In oil and gas exploration, many questions relating to the petroleum system in a basin are addressed qualitatively and these qualitative models are used to predict how traps might have been charged. However, basin-scale petroleum migration simulators can provide valuable quantitative insights into the reservoir assets, including volumes of in-place petroleum, estimating fill-spill routes, evaluating filling scenarios and assessing connectivity between compartments. Instead of a static mapping of the fluids into a reservoir system, it becomes possible to predict where and how the fluids will flow into the reservoir under different pressure and temperature conditions. Conventional fluid flow modelling approaches based on the the full D'Arcy Law is computationally ineffective for models containing more than a few million cells, i.e. for typical basin scale models. A new computational approach1,3 based on invasion-percolation (IP-based) technique takes advantage of the special flow regime of petroleum migration. It honors a special gravity and capillary dominated flow regime of petroleum migration.

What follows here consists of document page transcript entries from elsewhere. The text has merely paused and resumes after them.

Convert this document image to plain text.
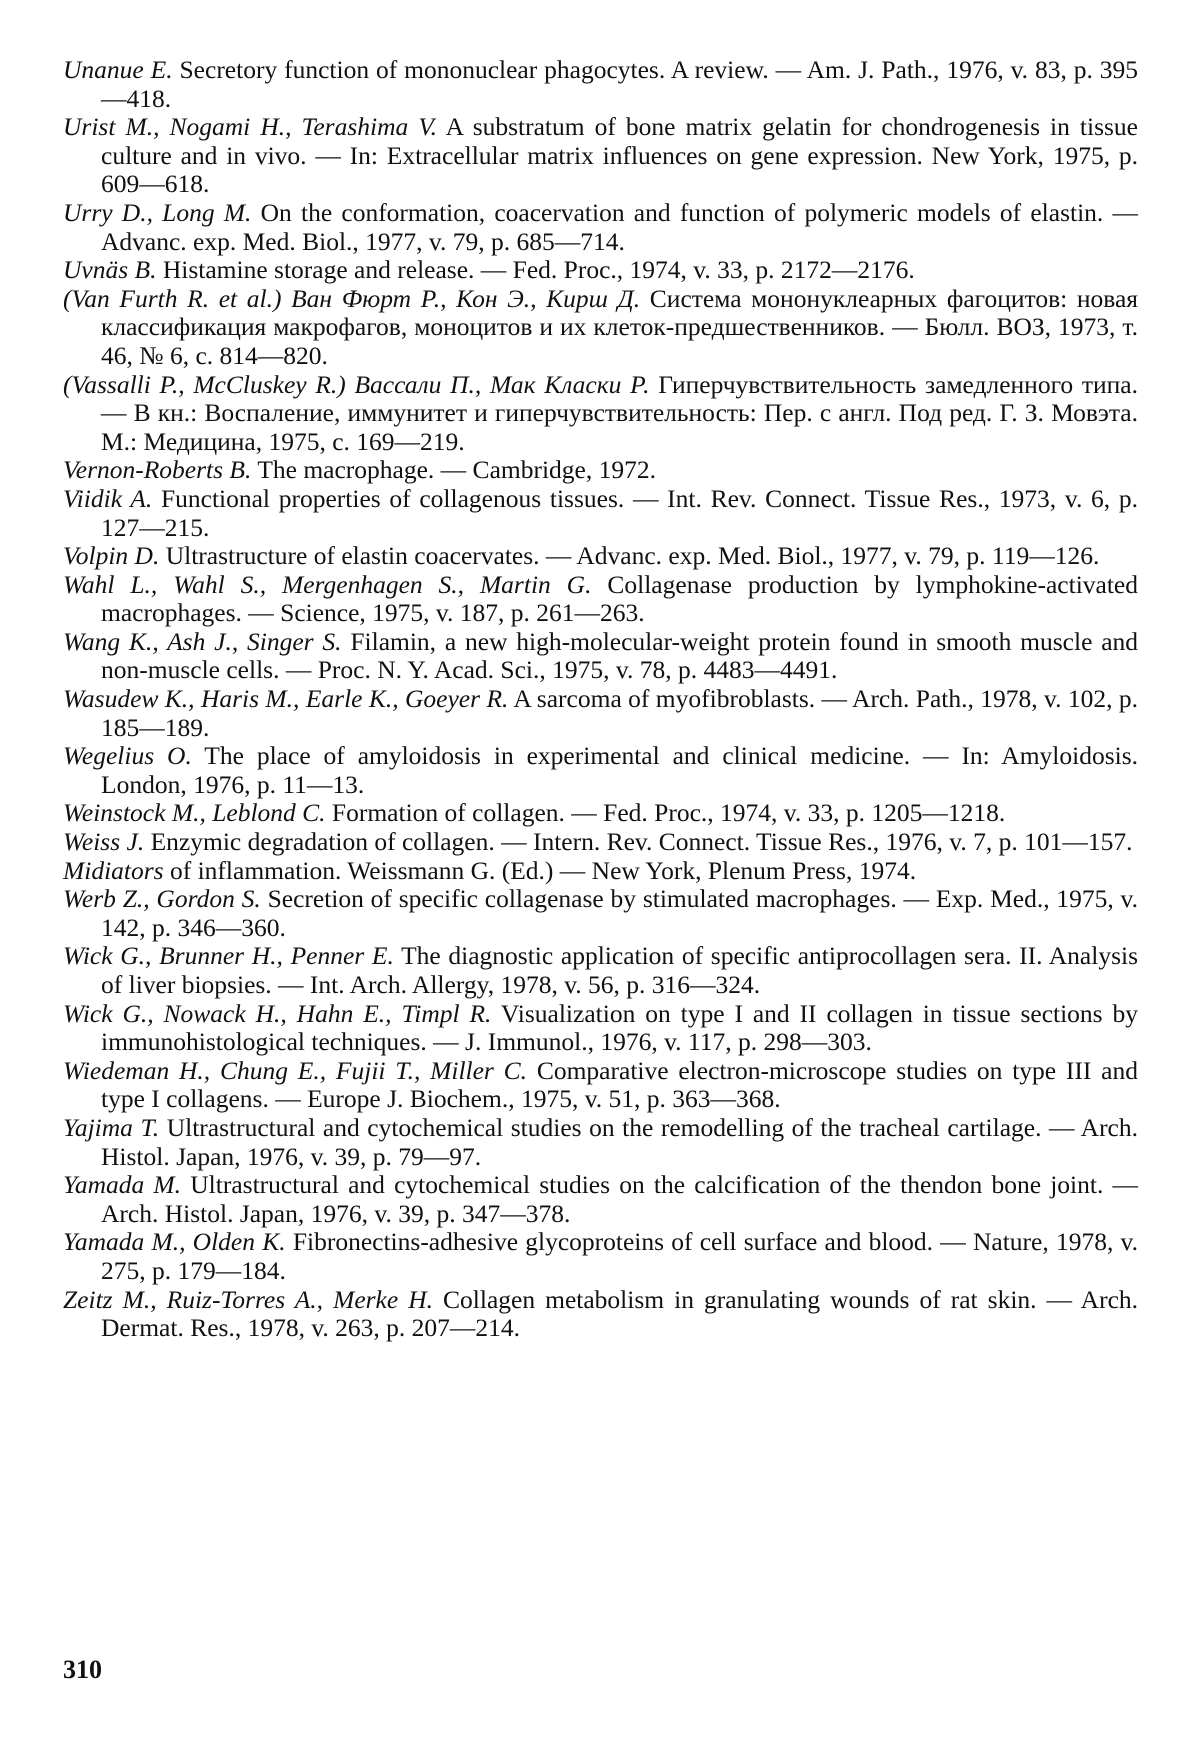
Unanue E. Secretory function of mononuclear phagocytes. A review. — Am. J. Path., 1976, v. 83, p. 395—418.

Urist M., Nogami H., Terashima V. A substratum of bone matrix gelatin for chondrogenesis in tissue culture and in vivo. — In: Extracellular matrix influences on gene expression. New York, 1975, p. 609—618.

Urry D., Long M. On the conformation, coacervation and function of polymeric models of elastin. — Advanc. exp. Med. Biol., 1977, v. 79, p. 685—714.

Uvnäs B. Histamine storage and release. — Fed. Proc., 1974, v. 33, p. 2172—2176.

(Van Furth R. et al.) Ван Фюрт Р., Кон Э., Кирш Д. Система мононуклеарных фагоцитов: новая классификация макрофагов, моноцитов и их клеток-предшественников. — Бюлл. ВОЗ, 1973, т. 46, № 6, с. 814—820.

(Vassalli P., McCluskey R.) Вассали П., Мак Класки Р. Гиперчувствительность замедленного типа. — В кн.: Воспаление, иммунитет и гиперчувствительность: Пер. с англ. Под ред. Г. З. Мовэта. М.: Медицина, 1975, с. 169—219.

Vernon-Roberts B. The macrophage. — Cambridge, 1972.

Viidik A. Functional properties of collagenous tissues. — Int. Rev. Connect. Tissue Res., 1973, v. 6, p. 127—215.

Volpin D. Ultrastructure of elastin coacervates. — Advanc. exp. Med. Biol., 1977, v. 79, p. 119—126.

Wahl L., Wahl S., Mergenhagen S., Martin G. Collagenase production by lymphokine-activated macrophages. — Science, 1975, v. 187, p. 261—263.

Wang K., Ash J., Singer S. Filamin, a new high-molecular-weight protein found in smooth muscle and non-muscle cells. — Proc. N. Y. Acad. Sci., 1975, v. 78, p. 4483—4491.

Wasudew K., Haris M., Earle K., Goeyer R. A sarcoma of myofibroblasts. — Arch. Path., 1978, v. 102, p. 185—189.

Wegelius O. The place of amyloidosis in experimental and clinical medicine. — In: Amyloidosis. London, 1976, p. 11—13.

Weinstock M., Leblond C. Formation of collagen. — Fed. Proc., 1974, v. 33, p. 1205—1218.

Weiss J. Enzymic degradation of collagen. — Intern. Rev. Connect. Tissue Res., 1976, v. 7, p. 101—157.

Midiators of inflammation. Weissmann G. (Ed.) — New York, Plenum Press, 1974.

Werb Z., Gordon S. Secretion of specific collagenase by stimulated macrophages. — Exp. Med., 1975, v. 142, p. 346—360.

Wick G., Brunner H., Penner E. The diagnostic application of specific antiprocollagen sera. II. Analysis of liver biopsies. — Int. Arch. Allergy, 1978, v. 56, p. 316—324.

Wick G., Nowack H., Hahn E., Timpl R. Visualization on type I and II collagen in tissue sections by immunohistological techniques. — J. Immunol., 1976, v. 117, p. 298—303.

Wiedeman H., Chung E., Fujii T., Miller C. Comparative electron-microscope studies on type III and type I collagens. — Europe J. Biochem., 1975, v. 51, p. 363—368.

Yajima T. Ultrastructural and cytochemical studies on the remodelling of the tracheal cartilage. — Arch. Histol. Japan, 1976, v. 39, p. 79—97.

Yamada M. Ultrastructural and cytochemical studies on the calcification of the thendon bone joint. — Arch. Histol. Japan, 1976, v. 39, p. 347—378.

Yamada M., Olden K. Fibronectins-adhesive glycoproteins of cell surface and blood. — Nature, 1978, v. 275, p. 179—184.

Zeitz M., Ruiz-Torres A., Merke H. Collagen metabolism in granulating wounds of rat skin. — Arch. Dermat. Res., 1978, v. 263, p. 207—214.

310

Besides the qualitative appraisal of migration routes and petroleum presence, petroleum accumulations were quantitatively estimated using the model-based approach.

Description of the Studied Area

The studied area is located in the south central West Siberian Basin and covers the area of the Kaymissov arch and the Nyurol depression junction. The known structural traps are gentle anticlines whose flanks seldom dip at more than 2 °. Structural closures vary from several tens of metres up to 150 m. Faults are rare. Most of discoveries have been made over basement uplifts, but it has been found that prospective Upper Jurassic reservoir rocks are absent on their crests. These reservoir rocks onlap the flanks of the uplift and form pinch-out stratigraphic traps. The traps are developed in the transitional zone from Upper Jurassic marine facies in the central part of the West Siberian Basin to continental facies in the SE and SW basin margin. Probable stratigraphic traps are formed by nearshore sand bars and sandstones of tidal channels. Shales of the Bazhenov and Georgiev Formation form the regional seal for these traps.

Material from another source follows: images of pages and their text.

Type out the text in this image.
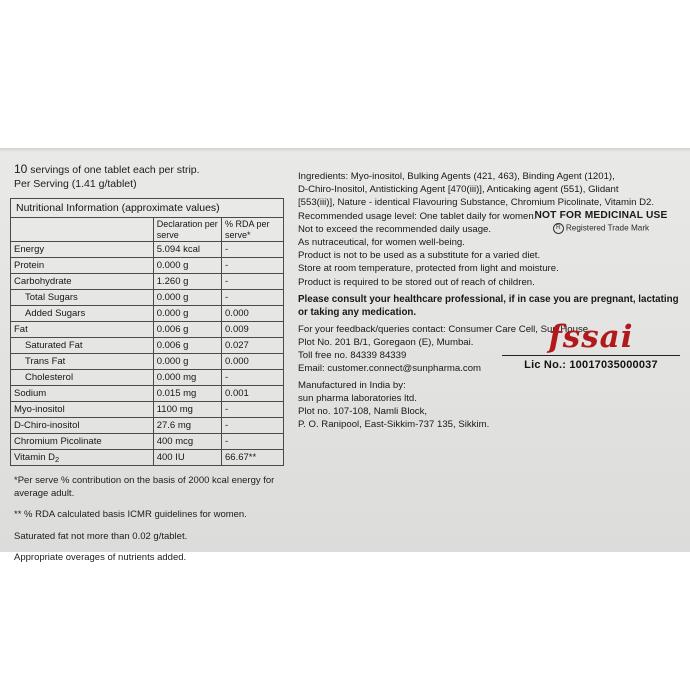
10 servings of one tablet each per strip.
Per Serving (1.41 g/tablet)
Nutritional Information (approximate values)
	Declaration per serve	% RDA per serve*
Energy	5.094 kcal	-
Protein	0.000 g	-
Carbohydrate	1.260 g	-
Total Sugars	0.000 g	-
Added Sugars	0.000 g	0.000
Fat	0.006 g	0.009
Saturated Fat	0.006 g	0.027
Trans Fat	0.000 g	0.000
Cholesterol	0.000 mg	-
Sodium	0.015 mg	0.001
Myo-inositol	1100 mg	-
D-Chiro-inositol	27.6 mg	-
Chromium Picolinate	400 mcg	-
Vitamin $D_2$	400 IU	66.67**

*Per serve % contribution on the basis of 2000 kcal energy for average adult.

** % RDA calculated basis ICMR guidelines for women.

Saturated fat not more than 0.02 g/tablet.

Appropriate overages of nutrients added.

Ingredients: Myo-inositol, Bulking Agents (421, 463), Binding Agent (1201),

D-Chiro-Inositol, Antisticking Agent [470(iii)], Anticaking agent (551), Glidant

[553(iii)], Nature - identical Flavouring Substance, Chromium Picolinate, Vitamin D2.

Recommended usage level: One tablet daily for women.

Not to exceed the recommended daily usage.

As nutraceutical, for women well-being.

Product is not to be used as a substitute for a varied diet.

Store at room temperature, protected from light and moisture.

Product is required to be stored out of reach of children.

Please consult your healthcare professional, if in case you are pregnant, lactating or taking any medication.

For your feedback/queries contact: Consumer Care Cell, Sun House,

Plot No. 201 B/1, Goregaon (E), Mumbai.

Toll free no. 84339 84339

Email: customer.connect@sunpharma.com

Manufactured in India by:

sun pharma laboratories ltd.

Plot no. 107-108, Namli Block,

P. O. Ranipool, East-Sikkim-737 135, Sikkim.

NOT FOR MEDICINAL USE
R Registered Trade Mark
fssai
Lic No.: 10017035000037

Numerous oil-source rock correlations proved the shales of the Bazhenov Formation to be the only source rock for oil-pools of the studied area2,4. The organic matter in the Bazhenov Formation is derived from plankton and bacteria. The TOC content ranges from 5 to 24% and generally exceeds 10–12%. In central parts of depressions, TOC is down to 9 percent because of losses due to oil generation. The kerogen is of type II, containing 7–8.5 percent hydrogen and is strongly oil-prone. In the upper part of the oil window, the hydrogen index (HI) is as high as 600–700 mg HC/g TOC. With increasing maturity, HI decreases to 300–450 mg HC/g TOC at the base of the oil window.

Materials and Methods

Thermolytic hydrocarbon analysis ("Rock Eval" technique) was applied to estimate the potential of the source rock and its maturaty. A suit of more than 2000 core samples from Bazhenov formation shales was analyzed.